Gmail And DKIM Records
First off: Sorry for this post being technical, and let's be honest, really boring. But bear with me. As boring as it is, this is vital for any business that sends out emails. Which is you, right?
As mentioned in the intro, Gmail is by far the most popular email service. At the end of 2022, they had 1.8 billion active users. That's a lot. So the chances are at some point, you are going to be sending an email to firstname.lastname@example.org. And I'm assuming you'd like that email to arrive in the recipient's inbox. If so, you MUST read this. No matter how bored you get, stick with it to the end.
One of the many things that go on behind the scenes when you send an email is the use of a thing called "DKIM" records. Or Domain Keys Identified Mail. What these do is confirm to the recipient's email service (like Gmail) that the email they are receiving is indeed from the email address it claims to be.
(Spoofing the "from" email address is super easy, and scammers often employ it to fool you into thinking an email is from someone you know or a trusted source when it's not.)
If your email address has a DLIK record, a digital signature is attached to the email so the recipient's service (Gmail etc.) knows it's genuine. They will then send it to the recipient's inbox. If there is no DKIM record, the email will get "blackholed", which means deleted with no warnings sent to anyone or bounced back to the sender. Often, these bounced emails get sent to spam, so the sender never knows their email isn't received.
Still with me here?
This is the way email services are meant to do it, but few bother. At least few bothered. Typically, the service would look for the DKIM record, and whether it found one or not, it still sent the email to the inbox. But that's changing now.
Gmail is leading the way here, but they are starting to more and more blackhole or bounce emails from addresses with no DKIM record. The word is other major email services are doing the same.
So, it's really really important you have the correct DKIM record setup for all your email addresses.
How Do You Know If A Record Is Set Up?
- Go to this mail-tester website, and you'll see a randomly generated email address.
- Copy that email address and send a test email to that email address. Make sure you send the test email from the email you wish to check the DKIM validation.

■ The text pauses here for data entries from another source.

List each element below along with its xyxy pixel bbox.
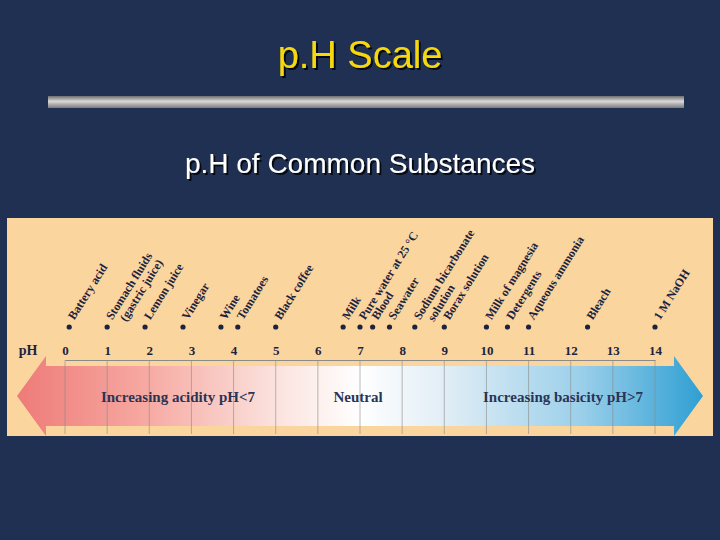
tick-label: 7 [357, 343, 364, 358]
substance-dot [652, 324, 657, 329]
scale-arrow [17, 356, 703, 436]
tick: 8 [399, 343, 406, 360]
tick-label: 3 [189, 343, 196, 358]
tick-label: 11 [523, 343, 535, 358]
substance-dot [370, 324, 375, 329]
tick: 6 [315, 343, 322, 360]
substance-dot [357, 324, 362, 329]
tick: 9 [442, 343, 449, 360]
tick-label: 9 [442, 343, 449, 358]
substance-dot [341, 324, 346, 329]
axis-line [66, 360, 656, 361]
title: p.H Scale [278, 34, 443, 76]
tick-line [275, 360, 276, 434]
substance-dot [180, 324, 185, 329]
tick-lines [65, 360, 655, 434]
tick: 4 [231, 343, 238, 360]
substance-dot [105, 324, 110, 329]
tick-line [655, 360, 656, 434]
tick: 2 [147, 343, 154, 360]
substance-label: Aqueous ammonia [524, 234, 587, 323]
tick-label: 13 [607, 343, 621, 358]
tick: 13 [607, 343, 621, 360]
tick: 1 [104, 343, 111, 360]
tick-label: 12 [565, 343, 578, 358]
x-axis: 01234567891011121314 [62, 343, 662, 361]
substance-label: Bleach [583, 285, 613, 322]
tick: 12 [565, 343, 578, 360]
substance-label: Tomatoes [234, 273, 272, 322]
annotation: Increasing acidity pH<7 [101, 389, 256, 405]
tick-label: 1 [104, 343, 111, 358]
substance-dot [142, 324, 147, 329]
substance-dot [484, 324, 489, 329]
tick-label: 0 [62, 343, 69, 358]
tick-label: 5 [273, 343, 280, 358]
substance-dot [585, 324, 590, 329]
substance-dot [526, 324, 531, 329]
substance-dot [273, 324, 278, 329]
substance-label: Black coffee [272, 261, 317, 322]
tick: 7 [357, 343, 364, 360]
tick: 11 [523, 343, 535, 360]
tick: 10 [480, 343, 493, 360]
slide: p.H Scalep.H of Common Substances0123456… [0, 0, 720, 540]
tick-label: 10 [480, 343, 493, 358]
substance-dot [67, 324, 72, 329]
tick: 14 [649, 343, 663, 360]
title-rule [48, 96, 684, 108]
axis-label: pH [19, 343, 38, 358]
substance-dot [235, 324, 240, 329]
tick-line [317, 360, 318, 434]
tick: 5 [273, 343, 280, 360]
annotation: Increasing basicity pH>7 [483, 389, 643, 405]
substance-dot [442, 324, 447, 329]
tick-label: 4 [231, 343, 238, 358]
substance-dot [387, 324, 392, 329]
tick-label: 14 [649, 343, 663, 358]
tick-line [65, 360, 66, 434]
substance-dot [412, 324, 417, 329]
annotations: Increasing acidity pH<7 Neutral Increasing… [101, 389, 644, 405]
substance-labels: Battery acidStomach fluids(gastric juice… [65, 226, 693, 329]
tick: 0 [62, 343, 69, 360]
tick-label: 6 [315, 343, 322, 358]
tick-line [402, 360, 403, 434]
tick-line [444, 360, 445, 434]
substance-dot [505, 324, 510, 329]
tick-label: 8 [399, 343, 406, 358]
marks [67, 324, 658, 329]
substance-dot [218, 324, 223, 329]
annotation: Neutral [333, 389, 382, 405]
subtitle: p.H of Common Substances [185, 148, 535, 179]
substance-label: Vinegar [179, 280, 213, 323]
tick-label: 2 [147, 343, 154, 358]
substance-label: 1 M NaOH [651, 266, 693, 322]
tick: 3 [189, 343, 196, 360]
chart-panel [7, 218, 713, 436]
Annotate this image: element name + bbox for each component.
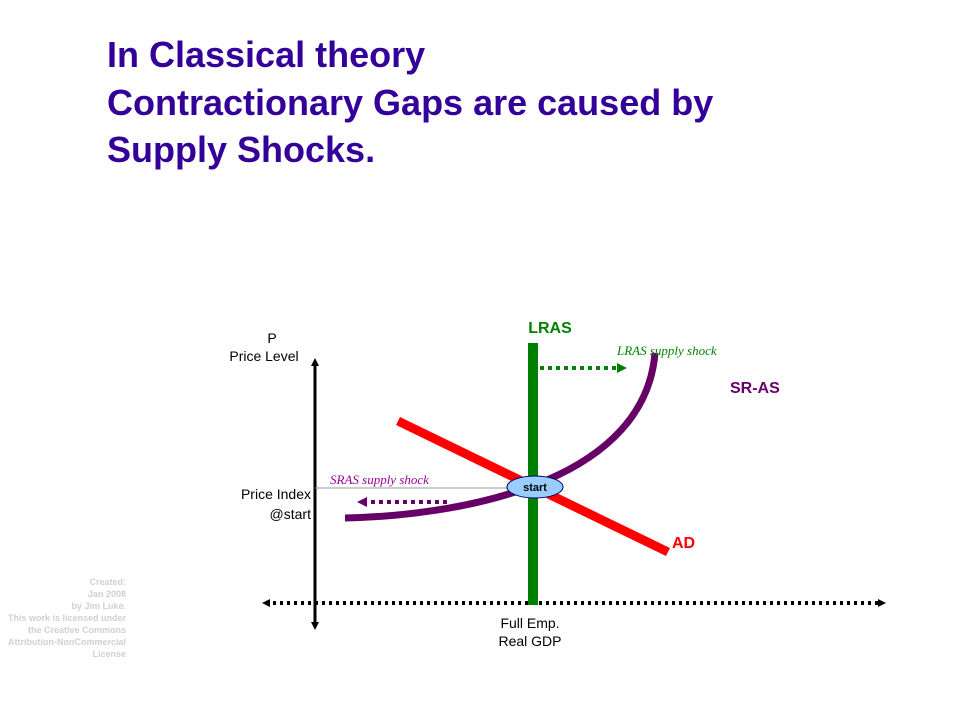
- x-axis-label: Real GDP: [498, 633, 561, 649]
- x-axis-label: Full Emp.: [500, 615, 559, 631]
- title-line: In Classical theory: [107, 34, 425, 75]
- y-axis-label: P: [267, 330, 276, 346]
- ad-label: AD: [672, 535, 695, 552]
- sras-label: SR-AS: [730, 380, 780, 397]
- price-index-label: Price Index: [241, 486, 311, 502]
- sras-curve: [344, 352, 659, 522]
- credit-line: This work is licensed under: [8, 613, 127, 623]
- start-point: [506, 475, 564, 499]
- credit-line: License: [92, 649, 126, 659]
- y-axis-label: Price Level: [229, 348, 298, 364]
- credit-line: Created:: [89, 577, 126, 587]
- credit-line: Jan 2008: [88, 589, 126, 599]
- start-label: start: [523, 482, 547, 494]
- sras-shock-label: SRAS supply shock: [330, 472, 429, 487]
- lras-label: LRAS: [528, 320, 572, 337]
- credit-line: the Creative Commons: [28, 625, 126, 635]
- title-line: Contractionary Gaps are caused by: [107, 82, 713, 123]
- price-index-label: @start: [270, 506, 312, 522]
- credit-line: by Jim Luke.: [71, 601, 126, 611]
- credit-line: Attribution-NonCommercial: [8, 637, 126, 647]
- title-line: Supply Shocks.: [107, 129, 375, 170]
- lras-shock-label: LRAS supply shock: [616, 343, 717, 358]
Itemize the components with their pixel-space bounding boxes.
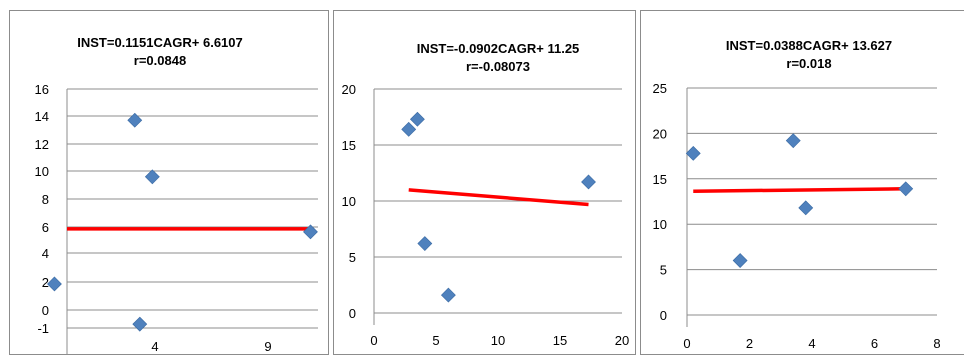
x-tick-label: 5: [432, 333, 439, 348]
x-tick-label: 6: [871, 336, 878, 351]
y-tick-label: 20: [342, 82, 356, 97]
y-tick-label: 15: [653, 172, 667, 187]
data-point: [440, 287, 456, 303]
y-tick-label: 20: [653, 126, 667, 141]
x-tick-label: 8: [933, 336, 940, 351]
data-point: [303, 224, 318, 240]
x-tick-label: 4: [808, 336, 815, 351]
x-tick-label: 0: [370, 333, 377, 348]
y-tick-label: 5: [349, 250, 356, 265]
trend-line: [408, 188, 589, 207]
y-tick-label: 5: [660, 263, 667, 278]
chart-subtitle: r=0.0848: [134, 53, 186, 68]
x-tick-label: 9: [264, 339, 271, 354]
x-tick-label: 2: [746, 336, 753, 351]
x-tick-label: 10: [491, 333, 505, 348]
x-tick-label: 20: [615, 333, 629, 348]
chart-panel-1: INST=0.1151CAGR+ 6.6107 r=0.0848 16 14 12 10 8…: [9, 10, 329, 355]
chart-panel-2: INST=-0.0902CAGR+ 11.25 r=-0.08073 20 15 10 5…: [333, 10, 636, 355]
y-tick-label: 14: [35, 109, 49, 124]
chart-3: INST=0.0388CAGR+ 13.627r=0.0182520151050…: [653, 38, 941, 351]
chart-2: INST=-0.0902CAGR+ 11.25 r=-0.08073 20 15 10 5…: [342, 41, 630, 348]
data-point: [785, 133, 801, 149]
data-point: [898, 181, 914, 197]
x-tick-label: 4: [151, 339, 158, 354]
y-tick-label: 0: [349, 306, 356, 321]
chart-panel-3: INST=0.0388CAGR+ 13.627 r=0.018 25 20 15 10 5 0…: [640, 10, 964, 355]
y-tick-label: 0: [42, 303, 49, 318]
y-tick-label: 2: [42, 275, 49, 290]
y-tick-label: 0: [660, 308, 667, 323]
chart-title: INST=0.0388CAGR+ 13.627: [726, 38, 892, 53]
data-point: [401, 121, 417, 137]
data-point: [798, 200, 814, 216]
data-point: [417, 236, 433, 251]
data-point: [581, 174, 596, 190]
y-tick-label: 10: [342, 194, 356, 209]
y-tick-label: 25: [653, 81, 667, 96]
chart-title: INST=-0.0902CAGR+ 11.25: [417, 41, 580, 56]
y-tick-label: 4: [42, 246, 49, 261]
y-tick-label: 6: [42, 220, 49, 235]
trend-line: [693, 187, 906, 193]
y-tick-label: 10: [653, 217, 667, 232]
data-point: [132, 316, 148, 332]
y-tick-label: 15: [342, 138, 356, 153]
y-tick-label: -1: [37, 321, 49, 336]
data-point: [685, 145, 701, 161]
x-tick-label: 0: [683, 336, 690, 351]
data-point: [732, 253, 748, 268]
data-point: [127, 112, 143, 128]
y-tick-label: 12: [35, 137, 49, 152]
chart-title: INST=0.1151CAGR+ 6.6107: [77, 35, 243, 50]
chart-subtitle: r=0.018: [786, 56, 831, 71]
y-tick-label: 16: [35, 82, 49, 97]
x-tick-label: 15: [553, 333, 567, 348]
data-point: [47, 276, 62, 292]
y-tick-label: 8: [42, 192, 49, 207]
data-point: [409, 111, 425, 127]
chart-1: INST=0.1151CAGR+ 6.6107 r=0.0848 16 14 12 10 8…: [35, 35, 318, 354]
chart-subtitle: r=-0.08073: [466, 59, 530, 74]
y-tick-label: 10: [35, 164, 49, 179]
data-point: [144, 169, 160, 185]
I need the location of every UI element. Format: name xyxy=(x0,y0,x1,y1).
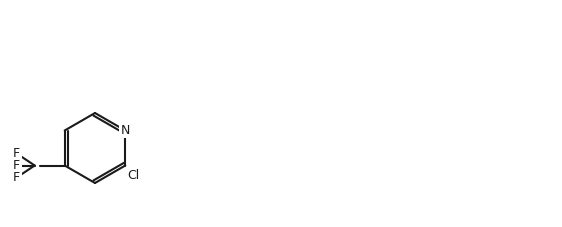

- Once the email is sent, navigate to the mail tester site and click the Check your score button, and then you will be redirected to the page which will show you deliverability insights about your email.
- You can expand the email authentication, and you will be shown whether your email has a valid DKIM or not, as shown below.
If you have a DKIM record setup... Boom! You're sorted. if not, get in touch with your email service manager and get them to sort it out, pronto.
Note: Previously, if you had a thing called an "SPF" setup on your email account, you were kinda OK not bothering with DKIM, but that is changing. To be 100% safe, get a DKIM record setup. it's dead easy to do. If your email manager can't do it, find a new one!